A intenção original não é um desejo de dor. O objetivo de ser chicoteado não é de sofrer dor; antes, a dor é suportada por causa da queimação. Fisiologicamente, a tensão interna é determinada pela restrição do fluxo sanguíneo. Por outro lado, o forte fluxo sanguíneo pela periferia do corpo ativa a tensão interna e, em consequência, a base fisiológica da angústia.
Ser abandonado no mundo significa ter frio e ficar desprotegido; isto é uma condição intolerável de tensão.  A combinação especial de erotismo cutâneo, aliado ao medo de ser abandonado, que procura resolução através de contato corporal, é característica específica do masoquismo.
O caráter masoquista não pode tolerar elogios e tende para a autodestruição e a auto-humilhação. Tende a sentir-se estúpido ou a agir como estúpido.
Toda estrutura neurótica tem um distúrbio genital que, de uma forma ou de outra, provoca a estase sexual e assim fornece à neurose sua fonte de energia.

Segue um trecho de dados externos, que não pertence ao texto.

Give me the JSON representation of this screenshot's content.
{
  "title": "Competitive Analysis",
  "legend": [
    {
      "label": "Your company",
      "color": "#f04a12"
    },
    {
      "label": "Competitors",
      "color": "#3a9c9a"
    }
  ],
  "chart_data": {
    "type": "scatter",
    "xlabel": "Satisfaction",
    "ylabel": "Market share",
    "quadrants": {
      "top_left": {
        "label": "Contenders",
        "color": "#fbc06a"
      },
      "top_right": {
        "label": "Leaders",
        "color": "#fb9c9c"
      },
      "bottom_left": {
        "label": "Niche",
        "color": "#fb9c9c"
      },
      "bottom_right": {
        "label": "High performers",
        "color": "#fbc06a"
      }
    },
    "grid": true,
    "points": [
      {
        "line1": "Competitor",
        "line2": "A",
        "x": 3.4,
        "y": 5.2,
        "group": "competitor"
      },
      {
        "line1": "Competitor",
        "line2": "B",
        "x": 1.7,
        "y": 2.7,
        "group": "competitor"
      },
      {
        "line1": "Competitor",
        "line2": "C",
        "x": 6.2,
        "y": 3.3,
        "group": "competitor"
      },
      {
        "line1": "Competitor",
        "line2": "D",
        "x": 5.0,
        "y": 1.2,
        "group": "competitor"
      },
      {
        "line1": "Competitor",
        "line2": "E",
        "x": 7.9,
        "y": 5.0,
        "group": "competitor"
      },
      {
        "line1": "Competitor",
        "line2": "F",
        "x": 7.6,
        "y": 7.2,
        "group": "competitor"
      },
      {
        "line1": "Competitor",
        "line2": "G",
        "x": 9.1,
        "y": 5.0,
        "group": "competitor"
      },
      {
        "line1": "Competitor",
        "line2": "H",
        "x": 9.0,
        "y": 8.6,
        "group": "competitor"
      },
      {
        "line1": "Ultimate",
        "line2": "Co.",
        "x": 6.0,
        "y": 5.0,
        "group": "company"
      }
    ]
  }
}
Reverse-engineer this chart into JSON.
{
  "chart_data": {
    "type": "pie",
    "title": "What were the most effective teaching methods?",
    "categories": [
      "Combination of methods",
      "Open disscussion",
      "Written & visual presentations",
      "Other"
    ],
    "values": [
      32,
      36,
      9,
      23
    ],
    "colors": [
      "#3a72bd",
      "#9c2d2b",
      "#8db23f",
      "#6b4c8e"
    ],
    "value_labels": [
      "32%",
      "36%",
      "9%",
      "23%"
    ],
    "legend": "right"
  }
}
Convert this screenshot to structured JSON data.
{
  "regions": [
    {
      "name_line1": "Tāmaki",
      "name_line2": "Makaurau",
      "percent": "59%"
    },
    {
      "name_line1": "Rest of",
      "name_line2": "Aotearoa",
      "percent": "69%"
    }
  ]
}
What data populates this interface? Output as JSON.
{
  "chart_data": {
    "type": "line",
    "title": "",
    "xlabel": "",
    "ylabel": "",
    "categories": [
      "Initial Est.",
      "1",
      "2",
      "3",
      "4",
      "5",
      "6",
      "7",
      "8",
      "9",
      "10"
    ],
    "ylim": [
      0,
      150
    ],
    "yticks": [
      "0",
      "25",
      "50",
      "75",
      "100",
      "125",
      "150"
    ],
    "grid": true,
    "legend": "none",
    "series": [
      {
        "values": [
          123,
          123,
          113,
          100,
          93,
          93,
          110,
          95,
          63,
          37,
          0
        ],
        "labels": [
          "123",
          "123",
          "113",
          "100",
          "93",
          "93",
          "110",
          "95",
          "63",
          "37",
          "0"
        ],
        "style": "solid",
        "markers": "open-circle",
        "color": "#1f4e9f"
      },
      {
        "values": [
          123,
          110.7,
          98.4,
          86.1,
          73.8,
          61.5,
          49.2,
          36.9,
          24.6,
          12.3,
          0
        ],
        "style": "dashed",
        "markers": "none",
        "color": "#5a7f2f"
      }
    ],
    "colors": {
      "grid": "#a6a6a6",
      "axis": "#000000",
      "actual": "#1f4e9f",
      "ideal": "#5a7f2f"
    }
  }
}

O caráter masoquista gera uma quantidade excessiva de desprazer, e isso proporciona uma base real para seu sentimento de sofrimento.
O conflito entre o desejo sexual e o medo de punição é central em toda neurose. Não há processo neurótico sem esse conflito.
Para a terapia do masoquismo é importante que o analista penetre as barricadas de caráter do cliente, ajudando-o a superar a tendência de fazer uso de seu sofrimento para provar que o terapeuta está errado. A revelação de sua natureza sádica é o primeiro passo e o mais urgente – o sadismo original subjacente – aquele que carrega a angústia de castração.